According to KSF experts, asymmetric strikes deep into the enemy's rear should be one of the important elements of a new strategy in the war, the need for which is being voiced aloud by the Ukrainian authorities and the public.

Ukraine, on the one hand, has exhausted its previous "conventional" strategy due to the lack of air superiority. The aggressor, on the other hand, has shown a willingness to incur any human and economic losses in order to keep the occupied areas. The Kremlin has decided to finally concentrate its economy on the war against Ukraine.

The article emphases that in this situation, an asymmetric war on Russian territory has the following advantages:

● It is geostrategically beneficial for Ukraine. The aggressor is interested in concentrating the war on a small territory of Ukraine (covered by its air capabilities), using its super-deep rear to safely locate air bases, warehouses, and training centres.

● Hybrid counter-invasion is perhaps the only way available to Ukraine to seize the initiative.
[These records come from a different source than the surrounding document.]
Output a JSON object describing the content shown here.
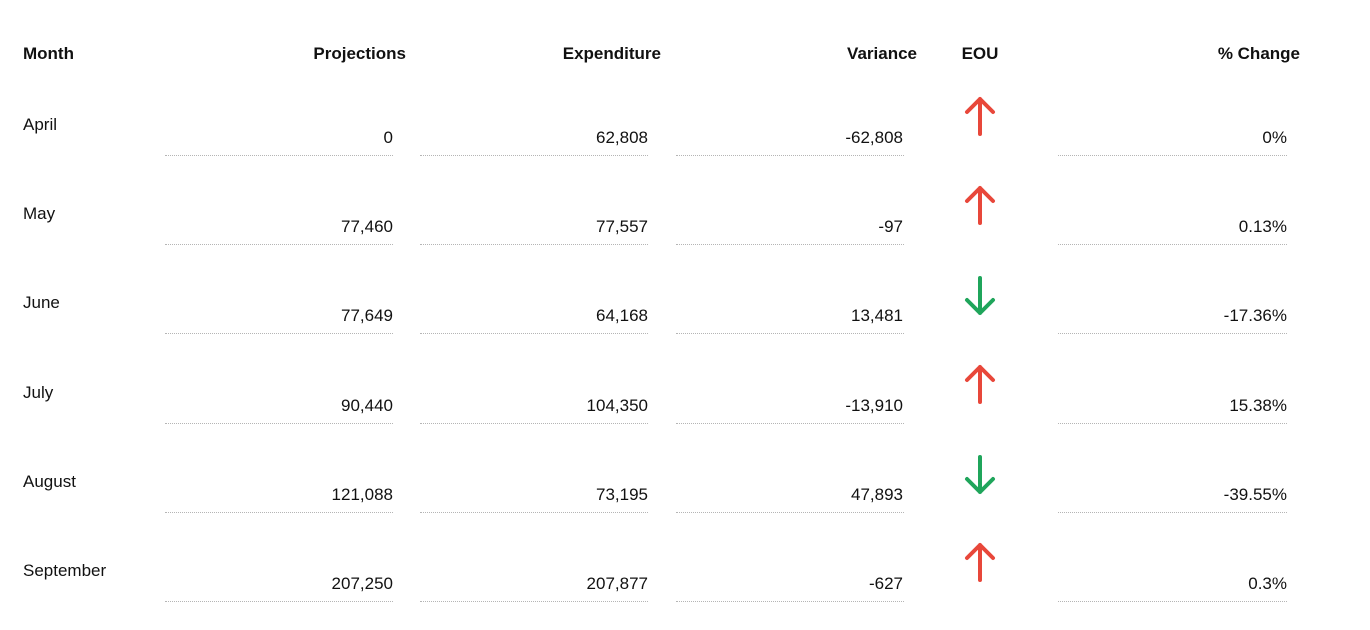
{
  "table": {
    "headers": {
      "month": "Month",
      "projections": "Projections",
      "expenditure": "Expenditure",
      "variance": "Variance",
      "eou": "EOU",
      "pct_change": "% Change"
    },
    "rows": [
      {
        "month": "April",
        "projections": "0",
        "expenditure": "62,808",
        "variance": "-62,808",
        "eou": "arrow-up-icon",
        "eou_color": "#e8473a",
        "pct_change": "0%"
      },
      {
        "month": "May",
        "projections": "77,460",
        "expenditure": "77,557",
        "variance": "-97",
        "eou": "arrow-up-icon",
        "eou_color": "#e8473a",
        "pct_change": "0.13%"
      },
      {
        "month": "June",
        "projections": "77,649",
        "expenditure": "64,168",
        "variance": "13,481",
        "eou": "arrow-down-icon",
        "eou_color": "#1fa55b",
        "pct_change": "-17.36%"
      },
      {
        "month": "July",
        "projections": "90,440",
        "expenditure": "104,350",
        "variance": "-13,910",
        "eou": "arrow-up-icon",
        "eou_color": "#e8473a",
        "pct_change": "15.38%"
      },
      {
        "month": "August",
        "projections": "121,088",
        "expenditure": "73,195",
        "variance": "47,893",
        "eou": "arrow-down-icon",
        "eou_color": "#1fa55b",
        "pct_change": "-39.55%"
      },
      {
        "month": "September",
        "projections": "207,250",
        "expenditure": "207,877",
        "variance": "-627",
        "eou": "arrow-up-icon",
        "eou_color": "#e8473a",
        "pct_change": "0.3%"
      }
    ]
  }
}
Ukrainians can compensate for the acute shortage of air strike capabilities with reconnaissance and sabotage capabilities against military facilities in Russia.

● Having broken out into the sparsely populated areas of Russia, Ukraine's troops and special services will be able to neutralize the enemy's numerical superiority and disrupt its military economy. Experts agree that the Kremlin lacks the manpower to even break through the current frontline, let alone to conduct anti-sabotage and air defense across the entire territory.

● Actions deep inside the enemy's country will exploit Russia's hyper-centralized economy and regional and ethno-religious inequalities. Most Russian regions are too bloodless under Putin's rule to resist the hybrid war, organize civil resistance to Ukraine, rebuild what has been destroyed, etc.

"Of course, the war on Russian territory has a number of drawbacks compared to Ukraine's previous (exhausted) strategy," the authors write.

The authors stress that these shortcomings are not important in Ukraine's current situation, but they are worth mentioning:

● Western partners, as well as the Ukrainian leadership, sometimes politically correct in stating that they do not support the extension of the defensive war to Russian territory. This, however, does not prevent American and Eastern European politicians from praising Ukraine on a weekly basis for destroying Russia's military potential.

● Sabotage and other hybrid actions behind enemy lines require long, costly, thorough intelligence and organizational and personnel preparation - incommensurate with, say, tactical actions on the frontline such as the heroic Krynky landing in Kherson region. However, these hybrid efforts are significantly less than achieving Ukraine's air superiority or breaking through the Russian front in Zaporizhzhia.

● The Kremlin will use Ukraine's hybrid counter-invasion to justify the war in the eyes of Russians. However, this factor will become much less important when Putin announces a new wave of mobilization and ordinary Russians feel more of the redistribution of public spending from social protection and healthcare to the war, which Moscow has already begun.